Caregivers’ End-of-Life Care Goals for Persons with Severe Dementia Change Over Time

Abstract

Background: Family caregivers make end-of-life (EOL) decisions for persons with severe dementia (PWSDs). It is not known whether the family caregivers’ goals change over time. Objective: Assess caregivers’ EOL care goal for PWSDs and change in these goals over time. Methods: Using a prospective cohort of 215 caregivers of PWSDs, we assessed the proportion of caregivers whose EOL care goal for PWSDs changed between two consecutive time points.
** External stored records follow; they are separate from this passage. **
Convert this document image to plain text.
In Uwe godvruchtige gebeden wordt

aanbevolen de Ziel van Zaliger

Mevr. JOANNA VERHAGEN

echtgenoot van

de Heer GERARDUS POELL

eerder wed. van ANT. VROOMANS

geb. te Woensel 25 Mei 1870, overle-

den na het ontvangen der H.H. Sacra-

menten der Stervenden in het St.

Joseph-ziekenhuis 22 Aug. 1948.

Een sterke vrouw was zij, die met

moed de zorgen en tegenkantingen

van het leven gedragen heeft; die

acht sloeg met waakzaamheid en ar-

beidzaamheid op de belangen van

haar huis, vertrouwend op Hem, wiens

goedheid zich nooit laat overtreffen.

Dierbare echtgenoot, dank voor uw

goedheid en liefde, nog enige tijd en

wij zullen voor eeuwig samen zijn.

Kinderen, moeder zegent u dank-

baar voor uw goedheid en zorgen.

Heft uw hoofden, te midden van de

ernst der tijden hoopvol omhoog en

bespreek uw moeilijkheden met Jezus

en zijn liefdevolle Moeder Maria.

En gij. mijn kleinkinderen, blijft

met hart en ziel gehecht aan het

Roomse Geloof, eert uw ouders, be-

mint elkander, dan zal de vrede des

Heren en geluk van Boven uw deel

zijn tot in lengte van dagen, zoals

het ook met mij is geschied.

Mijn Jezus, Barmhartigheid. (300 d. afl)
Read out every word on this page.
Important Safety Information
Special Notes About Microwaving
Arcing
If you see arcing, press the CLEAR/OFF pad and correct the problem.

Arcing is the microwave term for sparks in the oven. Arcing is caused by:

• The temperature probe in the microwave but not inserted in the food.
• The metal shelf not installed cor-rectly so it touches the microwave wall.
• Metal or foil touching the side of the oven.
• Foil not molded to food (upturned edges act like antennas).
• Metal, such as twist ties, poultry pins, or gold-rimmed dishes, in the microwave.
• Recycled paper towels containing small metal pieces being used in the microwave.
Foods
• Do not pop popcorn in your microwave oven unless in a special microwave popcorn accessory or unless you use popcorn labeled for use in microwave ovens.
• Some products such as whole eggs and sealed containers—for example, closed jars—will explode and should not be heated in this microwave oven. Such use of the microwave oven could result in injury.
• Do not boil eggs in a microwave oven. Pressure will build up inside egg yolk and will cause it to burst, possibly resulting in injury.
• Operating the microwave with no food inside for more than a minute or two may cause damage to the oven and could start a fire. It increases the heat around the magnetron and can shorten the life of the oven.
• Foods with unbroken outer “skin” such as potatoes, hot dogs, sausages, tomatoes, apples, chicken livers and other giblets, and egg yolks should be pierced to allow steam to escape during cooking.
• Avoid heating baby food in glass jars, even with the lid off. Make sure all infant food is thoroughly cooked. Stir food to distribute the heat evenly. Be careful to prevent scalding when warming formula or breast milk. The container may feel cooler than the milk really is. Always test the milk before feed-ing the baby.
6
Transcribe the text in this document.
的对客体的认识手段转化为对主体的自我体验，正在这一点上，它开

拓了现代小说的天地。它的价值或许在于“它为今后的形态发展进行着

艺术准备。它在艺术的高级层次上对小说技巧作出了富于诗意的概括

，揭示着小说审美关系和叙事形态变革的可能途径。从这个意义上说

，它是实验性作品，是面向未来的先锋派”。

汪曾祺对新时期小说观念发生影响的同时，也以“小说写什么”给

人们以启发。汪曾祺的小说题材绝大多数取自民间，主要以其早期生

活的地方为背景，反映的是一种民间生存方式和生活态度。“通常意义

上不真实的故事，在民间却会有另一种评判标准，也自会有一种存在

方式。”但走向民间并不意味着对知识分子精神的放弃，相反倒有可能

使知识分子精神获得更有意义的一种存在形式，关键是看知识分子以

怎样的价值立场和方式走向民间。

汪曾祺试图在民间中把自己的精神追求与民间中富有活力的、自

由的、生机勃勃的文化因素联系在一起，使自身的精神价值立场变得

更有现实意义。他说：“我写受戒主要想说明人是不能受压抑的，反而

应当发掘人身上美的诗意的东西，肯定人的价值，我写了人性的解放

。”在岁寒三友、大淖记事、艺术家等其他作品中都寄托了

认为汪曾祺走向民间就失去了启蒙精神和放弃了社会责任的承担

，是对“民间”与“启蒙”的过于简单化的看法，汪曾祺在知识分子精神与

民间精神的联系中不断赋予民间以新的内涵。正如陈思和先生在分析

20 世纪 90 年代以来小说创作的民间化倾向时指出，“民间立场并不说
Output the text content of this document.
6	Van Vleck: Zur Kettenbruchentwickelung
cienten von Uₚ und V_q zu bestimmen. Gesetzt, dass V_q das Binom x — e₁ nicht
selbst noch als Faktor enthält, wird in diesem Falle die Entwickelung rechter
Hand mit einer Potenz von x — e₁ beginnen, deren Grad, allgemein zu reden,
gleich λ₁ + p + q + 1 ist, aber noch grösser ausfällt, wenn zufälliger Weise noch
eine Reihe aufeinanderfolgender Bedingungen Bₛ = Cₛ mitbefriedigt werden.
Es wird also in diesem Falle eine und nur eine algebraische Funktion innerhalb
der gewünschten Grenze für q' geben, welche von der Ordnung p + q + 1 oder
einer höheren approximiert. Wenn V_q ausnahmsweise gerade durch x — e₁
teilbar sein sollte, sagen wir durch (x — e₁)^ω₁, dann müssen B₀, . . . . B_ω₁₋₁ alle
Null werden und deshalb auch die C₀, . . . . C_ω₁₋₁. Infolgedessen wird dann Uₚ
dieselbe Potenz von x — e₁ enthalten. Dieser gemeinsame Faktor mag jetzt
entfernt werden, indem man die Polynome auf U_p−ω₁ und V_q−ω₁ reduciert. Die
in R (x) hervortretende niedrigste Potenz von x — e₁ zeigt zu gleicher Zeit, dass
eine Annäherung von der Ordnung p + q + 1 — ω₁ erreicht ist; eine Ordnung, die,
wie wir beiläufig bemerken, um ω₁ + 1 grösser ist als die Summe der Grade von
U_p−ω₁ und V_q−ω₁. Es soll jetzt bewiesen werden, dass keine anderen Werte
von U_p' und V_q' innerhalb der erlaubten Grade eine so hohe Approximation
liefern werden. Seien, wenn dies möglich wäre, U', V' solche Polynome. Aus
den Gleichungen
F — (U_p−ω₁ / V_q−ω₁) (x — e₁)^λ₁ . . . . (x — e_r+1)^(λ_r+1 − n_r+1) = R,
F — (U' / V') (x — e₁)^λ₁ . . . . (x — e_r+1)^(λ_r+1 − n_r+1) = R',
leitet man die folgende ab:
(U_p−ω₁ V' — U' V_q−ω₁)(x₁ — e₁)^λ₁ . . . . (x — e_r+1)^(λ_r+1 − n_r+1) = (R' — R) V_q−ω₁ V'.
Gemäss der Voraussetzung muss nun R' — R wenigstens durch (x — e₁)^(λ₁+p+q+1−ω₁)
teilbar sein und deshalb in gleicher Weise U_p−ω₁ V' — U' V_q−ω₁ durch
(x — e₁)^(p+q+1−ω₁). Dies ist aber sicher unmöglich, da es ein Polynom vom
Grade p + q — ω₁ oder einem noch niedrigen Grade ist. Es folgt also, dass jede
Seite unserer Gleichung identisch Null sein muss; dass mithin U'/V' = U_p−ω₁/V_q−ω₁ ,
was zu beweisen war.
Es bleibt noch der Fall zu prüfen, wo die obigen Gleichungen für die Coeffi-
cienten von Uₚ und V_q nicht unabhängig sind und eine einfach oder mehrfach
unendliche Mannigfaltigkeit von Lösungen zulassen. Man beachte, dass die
Mixed effects multinomial regression models assessed factors associated with caregivers’ EOL care goals for PWSD (maximal, moderate, minimal life extension); and change in EOL care goal from previous time point. Results: At baseline, 20% of the caregivers had a goal of maximal life extension for their PWSD, and 59% changed their EOL care goal at least once over a period of 16 months. Caregivers of PWSDs with lower quality of life (RR: 1.15, CI: 1.06, 1.24), who expected shorter life expectancy for PWSDs (RR: 10.34, CI: 2.14, 49.99) and who had an advance care planning discussion (RR: 3.52, CI: 1.11, 11.18) were more likely to have a goal of minimal life extension for PWSD. Caregivers with higher anticipatory grief (RR: 0.96, CI: 0.93,1) were more likely to have a goal of maximal life extension. Change in PWSDs’ quality of life and change in caregivers’ anticipatory grief were associated with change in caregivers’ EOL care goals. Conclusion: Caregivers’ EOL care goals for PWSDs change over time with change in PWSD and caregiver related factors. Findings have implications regarding how health care providers can engage with caregivers.